Schoettle describes the product as a scalable “data layer as a service” built atop the open-source Apache Cloud database, JSON – a common data exchange format — and MapReduce, a popular framework for distributed data.
Cloudant’s data layer can be deployed around the world to collect, store, analyze and distribute applications — to place its processing and aggregation power where it’s needed. The company was founded by three MIT physicists and late last year brought in Schoettle, a former VP at Vertica Systems, as CEO. (Cloudant named Andy Palmer, Stonebraker’s co-founder at Vertica, to its board this week.)
4: Parelastic: How many times have we heard about an e-commerce site brought to its knees by an unexpected spike in demand? What that usually means is that the relational database powering the site simply can’t scale up to process all those orders. Parelastic wants to crack that problem of database inelasticity while retaining the useful life of existing SQL (specifically MySQL) databases.
Towards that end, the Waltham, Mass., company built middleware that layers atop existing MySQL databases to distribute that workload as it arises. The advantage is that the thousands of people who already have MySQL databases (and skills) can keep using them.
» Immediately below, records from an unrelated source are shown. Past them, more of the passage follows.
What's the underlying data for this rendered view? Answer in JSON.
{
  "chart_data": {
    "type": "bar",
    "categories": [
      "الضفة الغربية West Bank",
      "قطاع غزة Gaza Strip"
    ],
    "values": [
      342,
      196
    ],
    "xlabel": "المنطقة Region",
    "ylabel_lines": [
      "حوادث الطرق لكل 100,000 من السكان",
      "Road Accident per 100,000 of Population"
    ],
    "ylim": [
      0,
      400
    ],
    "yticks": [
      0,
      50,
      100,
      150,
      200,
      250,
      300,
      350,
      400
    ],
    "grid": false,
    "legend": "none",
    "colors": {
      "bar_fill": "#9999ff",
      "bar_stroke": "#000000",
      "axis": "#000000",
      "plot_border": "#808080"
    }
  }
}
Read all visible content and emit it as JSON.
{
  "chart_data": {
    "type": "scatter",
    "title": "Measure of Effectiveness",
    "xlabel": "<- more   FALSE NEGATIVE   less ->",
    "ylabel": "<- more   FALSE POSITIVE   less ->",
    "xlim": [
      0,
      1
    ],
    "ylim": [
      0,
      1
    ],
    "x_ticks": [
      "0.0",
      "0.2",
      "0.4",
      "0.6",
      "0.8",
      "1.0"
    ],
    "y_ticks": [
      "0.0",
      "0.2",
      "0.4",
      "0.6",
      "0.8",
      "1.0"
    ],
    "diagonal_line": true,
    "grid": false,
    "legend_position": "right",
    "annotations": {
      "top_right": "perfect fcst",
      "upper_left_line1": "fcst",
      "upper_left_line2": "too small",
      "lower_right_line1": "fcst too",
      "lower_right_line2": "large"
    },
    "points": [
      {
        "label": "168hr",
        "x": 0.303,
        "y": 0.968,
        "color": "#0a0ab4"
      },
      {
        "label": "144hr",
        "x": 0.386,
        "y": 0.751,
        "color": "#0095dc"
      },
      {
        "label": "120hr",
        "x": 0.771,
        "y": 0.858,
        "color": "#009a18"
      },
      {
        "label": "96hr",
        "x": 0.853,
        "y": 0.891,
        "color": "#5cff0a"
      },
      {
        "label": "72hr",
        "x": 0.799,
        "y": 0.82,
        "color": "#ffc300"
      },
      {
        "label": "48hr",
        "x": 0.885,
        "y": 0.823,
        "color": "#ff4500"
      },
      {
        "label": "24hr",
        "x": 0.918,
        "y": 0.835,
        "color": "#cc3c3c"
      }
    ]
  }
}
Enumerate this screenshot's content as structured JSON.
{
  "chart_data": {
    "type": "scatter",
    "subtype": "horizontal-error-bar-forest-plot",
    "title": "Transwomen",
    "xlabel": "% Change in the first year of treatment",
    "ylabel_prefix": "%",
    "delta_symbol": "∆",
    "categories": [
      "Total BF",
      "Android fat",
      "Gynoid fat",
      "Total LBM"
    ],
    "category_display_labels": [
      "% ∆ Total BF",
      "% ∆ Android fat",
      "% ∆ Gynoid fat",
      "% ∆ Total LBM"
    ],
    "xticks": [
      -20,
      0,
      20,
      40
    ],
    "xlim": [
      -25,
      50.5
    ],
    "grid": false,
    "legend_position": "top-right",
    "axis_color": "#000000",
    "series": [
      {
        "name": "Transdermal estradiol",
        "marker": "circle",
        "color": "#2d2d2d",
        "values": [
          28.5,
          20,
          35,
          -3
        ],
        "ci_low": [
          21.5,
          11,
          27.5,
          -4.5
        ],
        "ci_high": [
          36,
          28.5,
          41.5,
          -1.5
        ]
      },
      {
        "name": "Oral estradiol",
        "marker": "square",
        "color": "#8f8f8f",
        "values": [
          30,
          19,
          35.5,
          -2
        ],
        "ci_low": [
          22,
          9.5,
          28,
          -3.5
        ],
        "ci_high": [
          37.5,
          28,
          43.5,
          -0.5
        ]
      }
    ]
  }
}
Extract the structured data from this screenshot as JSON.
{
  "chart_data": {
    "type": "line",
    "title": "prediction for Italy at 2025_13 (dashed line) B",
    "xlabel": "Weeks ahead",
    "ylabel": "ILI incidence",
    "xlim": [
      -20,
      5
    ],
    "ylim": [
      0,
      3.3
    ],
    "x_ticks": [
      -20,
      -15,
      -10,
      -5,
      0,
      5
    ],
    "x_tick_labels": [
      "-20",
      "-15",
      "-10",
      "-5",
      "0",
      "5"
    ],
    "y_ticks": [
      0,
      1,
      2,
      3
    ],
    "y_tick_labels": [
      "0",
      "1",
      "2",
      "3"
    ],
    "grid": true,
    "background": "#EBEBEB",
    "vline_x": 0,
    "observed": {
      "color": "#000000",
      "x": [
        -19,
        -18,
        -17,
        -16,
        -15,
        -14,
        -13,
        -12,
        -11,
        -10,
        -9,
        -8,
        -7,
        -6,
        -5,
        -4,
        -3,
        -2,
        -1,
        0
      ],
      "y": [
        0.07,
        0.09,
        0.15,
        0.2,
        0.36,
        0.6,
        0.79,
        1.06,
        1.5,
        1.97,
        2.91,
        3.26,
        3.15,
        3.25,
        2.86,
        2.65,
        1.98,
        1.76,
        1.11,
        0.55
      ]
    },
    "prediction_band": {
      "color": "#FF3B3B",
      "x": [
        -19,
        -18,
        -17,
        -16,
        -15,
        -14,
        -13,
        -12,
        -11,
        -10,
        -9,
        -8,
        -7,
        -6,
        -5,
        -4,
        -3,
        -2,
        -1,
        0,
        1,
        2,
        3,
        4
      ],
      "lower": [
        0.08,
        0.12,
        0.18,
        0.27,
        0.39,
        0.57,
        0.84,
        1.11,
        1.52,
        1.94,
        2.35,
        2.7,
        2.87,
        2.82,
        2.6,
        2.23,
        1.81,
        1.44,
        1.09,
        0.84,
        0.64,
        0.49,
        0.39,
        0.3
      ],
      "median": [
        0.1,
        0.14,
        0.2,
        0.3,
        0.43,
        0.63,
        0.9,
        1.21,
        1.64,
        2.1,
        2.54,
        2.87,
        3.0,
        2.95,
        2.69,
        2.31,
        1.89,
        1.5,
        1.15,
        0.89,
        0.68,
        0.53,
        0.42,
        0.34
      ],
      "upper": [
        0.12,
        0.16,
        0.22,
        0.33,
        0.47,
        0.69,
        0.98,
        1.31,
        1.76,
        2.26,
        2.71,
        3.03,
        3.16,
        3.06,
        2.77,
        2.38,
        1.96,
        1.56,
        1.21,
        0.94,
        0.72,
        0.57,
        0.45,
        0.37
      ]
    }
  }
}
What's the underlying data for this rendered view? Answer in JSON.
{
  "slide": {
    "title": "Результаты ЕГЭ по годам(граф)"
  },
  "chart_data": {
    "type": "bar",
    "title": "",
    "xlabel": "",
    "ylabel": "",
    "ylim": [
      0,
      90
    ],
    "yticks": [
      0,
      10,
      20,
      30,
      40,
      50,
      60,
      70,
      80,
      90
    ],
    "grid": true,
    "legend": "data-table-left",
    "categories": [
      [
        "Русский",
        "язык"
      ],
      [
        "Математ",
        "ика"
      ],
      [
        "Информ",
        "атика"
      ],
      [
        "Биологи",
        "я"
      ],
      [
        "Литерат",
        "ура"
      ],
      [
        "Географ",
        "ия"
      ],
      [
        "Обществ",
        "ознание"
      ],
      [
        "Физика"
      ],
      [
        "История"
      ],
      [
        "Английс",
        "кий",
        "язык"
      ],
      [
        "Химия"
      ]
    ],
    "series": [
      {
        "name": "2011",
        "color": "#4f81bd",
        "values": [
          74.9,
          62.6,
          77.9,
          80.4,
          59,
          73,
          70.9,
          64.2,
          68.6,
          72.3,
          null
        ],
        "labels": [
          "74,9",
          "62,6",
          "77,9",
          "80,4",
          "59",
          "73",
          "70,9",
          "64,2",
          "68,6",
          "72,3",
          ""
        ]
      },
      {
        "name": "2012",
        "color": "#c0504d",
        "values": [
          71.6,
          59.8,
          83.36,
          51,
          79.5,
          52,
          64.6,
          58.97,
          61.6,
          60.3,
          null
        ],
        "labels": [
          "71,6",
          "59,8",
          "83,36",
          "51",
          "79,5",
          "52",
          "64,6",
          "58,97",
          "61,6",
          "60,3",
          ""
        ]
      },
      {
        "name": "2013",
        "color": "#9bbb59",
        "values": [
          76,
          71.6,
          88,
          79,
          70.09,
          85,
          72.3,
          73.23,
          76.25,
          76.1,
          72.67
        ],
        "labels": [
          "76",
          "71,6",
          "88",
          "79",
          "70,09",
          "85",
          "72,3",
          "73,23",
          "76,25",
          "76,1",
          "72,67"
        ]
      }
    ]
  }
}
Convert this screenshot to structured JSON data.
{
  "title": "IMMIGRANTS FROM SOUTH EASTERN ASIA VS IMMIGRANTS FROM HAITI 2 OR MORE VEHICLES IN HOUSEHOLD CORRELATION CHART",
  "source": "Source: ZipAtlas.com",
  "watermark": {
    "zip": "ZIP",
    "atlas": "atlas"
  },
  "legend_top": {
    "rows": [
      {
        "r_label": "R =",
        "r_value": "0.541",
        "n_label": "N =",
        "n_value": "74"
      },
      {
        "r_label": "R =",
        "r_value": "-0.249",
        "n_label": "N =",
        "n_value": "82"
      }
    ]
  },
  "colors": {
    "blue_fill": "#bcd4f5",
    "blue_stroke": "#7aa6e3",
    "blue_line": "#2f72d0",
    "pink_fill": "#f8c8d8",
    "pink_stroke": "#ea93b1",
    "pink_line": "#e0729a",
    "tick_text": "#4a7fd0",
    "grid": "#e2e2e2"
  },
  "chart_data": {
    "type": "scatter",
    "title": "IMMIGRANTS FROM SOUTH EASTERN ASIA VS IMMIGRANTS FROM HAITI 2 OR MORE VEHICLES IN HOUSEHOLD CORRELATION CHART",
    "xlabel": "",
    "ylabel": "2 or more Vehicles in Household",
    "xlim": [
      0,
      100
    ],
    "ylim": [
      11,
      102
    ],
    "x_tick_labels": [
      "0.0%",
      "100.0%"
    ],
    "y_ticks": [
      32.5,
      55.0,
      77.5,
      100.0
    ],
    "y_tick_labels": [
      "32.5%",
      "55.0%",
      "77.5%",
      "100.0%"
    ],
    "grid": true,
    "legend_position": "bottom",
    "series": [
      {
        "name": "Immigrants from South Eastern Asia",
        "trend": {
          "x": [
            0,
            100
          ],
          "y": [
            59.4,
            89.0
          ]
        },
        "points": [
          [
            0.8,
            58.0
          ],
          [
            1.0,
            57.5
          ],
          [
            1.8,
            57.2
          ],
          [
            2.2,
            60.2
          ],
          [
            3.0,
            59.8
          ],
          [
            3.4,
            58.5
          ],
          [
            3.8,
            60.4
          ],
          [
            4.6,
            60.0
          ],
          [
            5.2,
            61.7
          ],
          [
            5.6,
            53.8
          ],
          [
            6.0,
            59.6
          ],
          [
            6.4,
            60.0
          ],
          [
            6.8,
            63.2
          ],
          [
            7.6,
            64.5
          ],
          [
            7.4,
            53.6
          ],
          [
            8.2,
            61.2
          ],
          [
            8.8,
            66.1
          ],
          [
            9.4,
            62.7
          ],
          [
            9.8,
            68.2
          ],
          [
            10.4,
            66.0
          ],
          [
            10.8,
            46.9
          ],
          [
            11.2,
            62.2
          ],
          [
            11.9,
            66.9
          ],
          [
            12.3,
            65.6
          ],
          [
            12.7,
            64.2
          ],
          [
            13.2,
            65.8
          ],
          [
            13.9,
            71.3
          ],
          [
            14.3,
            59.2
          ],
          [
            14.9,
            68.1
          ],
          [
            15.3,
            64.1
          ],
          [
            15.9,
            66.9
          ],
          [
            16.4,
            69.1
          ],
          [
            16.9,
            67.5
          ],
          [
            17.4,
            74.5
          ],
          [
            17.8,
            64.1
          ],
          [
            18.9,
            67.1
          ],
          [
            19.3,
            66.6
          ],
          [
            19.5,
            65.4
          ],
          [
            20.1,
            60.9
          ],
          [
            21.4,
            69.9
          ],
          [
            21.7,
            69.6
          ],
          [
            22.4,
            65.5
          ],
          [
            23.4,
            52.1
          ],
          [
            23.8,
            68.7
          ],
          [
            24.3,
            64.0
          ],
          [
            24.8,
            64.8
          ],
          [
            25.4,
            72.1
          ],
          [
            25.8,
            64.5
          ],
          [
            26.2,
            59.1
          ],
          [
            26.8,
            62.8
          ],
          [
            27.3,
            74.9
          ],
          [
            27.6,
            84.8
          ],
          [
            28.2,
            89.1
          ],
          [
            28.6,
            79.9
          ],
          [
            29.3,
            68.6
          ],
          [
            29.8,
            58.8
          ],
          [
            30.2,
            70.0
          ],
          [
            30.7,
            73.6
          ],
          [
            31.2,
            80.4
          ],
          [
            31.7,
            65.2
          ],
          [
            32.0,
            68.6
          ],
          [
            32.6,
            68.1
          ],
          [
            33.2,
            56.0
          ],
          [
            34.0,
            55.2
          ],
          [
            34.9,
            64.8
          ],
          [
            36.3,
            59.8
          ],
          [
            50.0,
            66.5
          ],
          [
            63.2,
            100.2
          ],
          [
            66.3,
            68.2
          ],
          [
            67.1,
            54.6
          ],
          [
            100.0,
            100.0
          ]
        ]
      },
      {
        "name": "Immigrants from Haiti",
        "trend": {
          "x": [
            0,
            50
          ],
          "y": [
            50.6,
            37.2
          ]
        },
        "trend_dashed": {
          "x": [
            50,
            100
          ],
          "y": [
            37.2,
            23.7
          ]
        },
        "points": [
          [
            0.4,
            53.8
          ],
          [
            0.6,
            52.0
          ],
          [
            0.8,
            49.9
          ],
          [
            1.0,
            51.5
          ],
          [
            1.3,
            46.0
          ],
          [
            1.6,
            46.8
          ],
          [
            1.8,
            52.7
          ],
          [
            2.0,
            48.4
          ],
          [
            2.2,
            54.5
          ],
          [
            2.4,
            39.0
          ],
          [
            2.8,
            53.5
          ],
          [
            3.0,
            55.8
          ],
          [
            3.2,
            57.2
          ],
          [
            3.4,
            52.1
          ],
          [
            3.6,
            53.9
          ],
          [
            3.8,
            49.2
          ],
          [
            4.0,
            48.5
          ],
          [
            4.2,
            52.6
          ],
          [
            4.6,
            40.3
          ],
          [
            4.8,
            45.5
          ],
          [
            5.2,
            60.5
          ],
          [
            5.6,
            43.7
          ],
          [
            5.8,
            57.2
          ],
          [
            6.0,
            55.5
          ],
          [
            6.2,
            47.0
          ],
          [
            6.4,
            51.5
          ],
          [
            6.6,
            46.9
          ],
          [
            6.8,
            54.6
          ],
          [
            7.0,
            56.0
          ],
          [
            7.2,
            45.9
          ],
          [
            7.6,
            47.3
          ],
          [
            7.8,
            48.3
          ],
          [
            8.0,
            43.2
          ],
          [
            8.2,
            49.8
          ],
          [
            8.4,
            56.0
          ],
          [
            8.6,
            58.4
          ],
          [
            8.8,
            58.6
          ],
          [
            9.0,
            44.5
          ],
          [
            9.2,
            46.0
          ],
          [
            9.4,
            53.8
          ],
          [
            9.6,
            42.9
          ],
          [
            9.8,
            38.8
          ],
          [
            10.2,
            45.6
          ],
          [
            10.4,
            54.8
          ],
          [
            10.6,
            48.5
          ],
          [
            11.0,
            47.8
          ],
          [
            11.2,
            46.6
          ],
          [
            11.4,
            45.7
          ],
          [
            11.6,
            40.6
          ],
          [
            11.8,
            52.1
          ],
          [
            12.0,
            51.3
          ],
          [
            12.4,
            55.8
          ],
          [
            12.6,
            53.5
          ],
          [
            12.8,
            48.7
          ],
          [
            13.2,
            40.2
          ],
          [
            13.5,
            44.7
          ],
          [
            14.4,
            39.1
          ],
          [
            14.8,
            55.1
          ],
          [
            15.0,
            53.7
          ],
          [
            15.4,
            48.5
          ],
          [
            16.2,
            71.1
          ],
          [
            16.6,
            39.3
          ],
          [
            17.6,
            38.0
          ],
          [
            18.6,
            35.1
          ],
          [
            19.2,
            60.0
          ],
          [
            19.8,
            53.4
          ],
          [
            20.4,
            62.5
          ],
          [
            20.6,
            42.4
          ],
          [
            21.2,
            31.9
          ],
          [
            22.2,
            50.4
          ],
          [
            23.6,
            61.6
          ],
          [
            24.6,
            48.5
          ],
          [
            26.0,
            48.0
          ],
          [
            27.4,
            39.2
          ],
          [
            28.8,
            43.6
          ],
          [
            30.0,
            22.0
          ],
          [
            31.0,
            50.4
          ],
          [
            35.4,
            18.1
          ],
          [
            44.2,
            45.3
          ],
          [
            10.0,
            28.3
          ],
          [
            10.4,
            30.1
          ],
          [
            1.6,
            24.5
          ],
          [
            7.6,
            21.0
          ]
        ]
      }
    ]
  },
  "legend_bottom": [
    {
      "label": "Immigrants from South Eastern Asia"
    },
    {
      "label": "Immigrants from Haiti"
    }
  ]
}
“The problem with SQL systems was that everything went virtual except for the databases. You had all these processors, but everyone kept banging against the same database, which is why people started to abandon SQL for NoSQL. You rebuilt your database atop NoSQL to replicate what you had in SQL, but then you had to find people to deal with databases no one had heard of,” said John Landry, of Lead Dog Ventures, a Parelastic board member and investor. Parelastic seeks to make SQL databases elastic and run in parallel. “Hence the name Parelastic,” Landry said.
The company was founded in 2010 by Amrith Kumar, formerly VP of Dataupia, which built the Satori Data Warehousing platform, and Ken Rugg, who was SVP at Progress Software.
5: NuoDB: Barry Morris, founder and CEO of NuoDB said his company has another, NewSQL, take on distributing workloads. It uses peer-to-peer messaging to route tasks to as many nodes as needed to get the job done. “We work almost more like BitTorrent than traditional databases,” he said.
“We use the example of a flock of birds that takes off together, flies at the same time, but there’s no one in charge. It’s peer to peer. Lots of players doing very simple things, but the overall effect is impressive,” he said.
Older SQL databases are great if you can pre-provision your load, he said. They’re not great if there’s an unforeseen spike in a load. If your product is mentioned in The Wall Street Journal and your orders spike 1000-fold, that is the type of workload that is tough for traditional databases to handle. NuoDB’s messaging infrastructure divvies up and provisions loads fast across multiple nodes in a peer-to-peer fashion. NuoDB is in beta now and is slated to ship in a few weeks, he said.
NuoDB’s co-founder and CTO is Starkey. The company is backed by Hummer Winblad Venture Partners, with Mitchell Kertzman, the former CEO of Sybase, taking an active role, as well as Longworth Ventures.
Note: This is by no means a comprehensive list of hot database companies in or around Boston. Just a few worth checking out.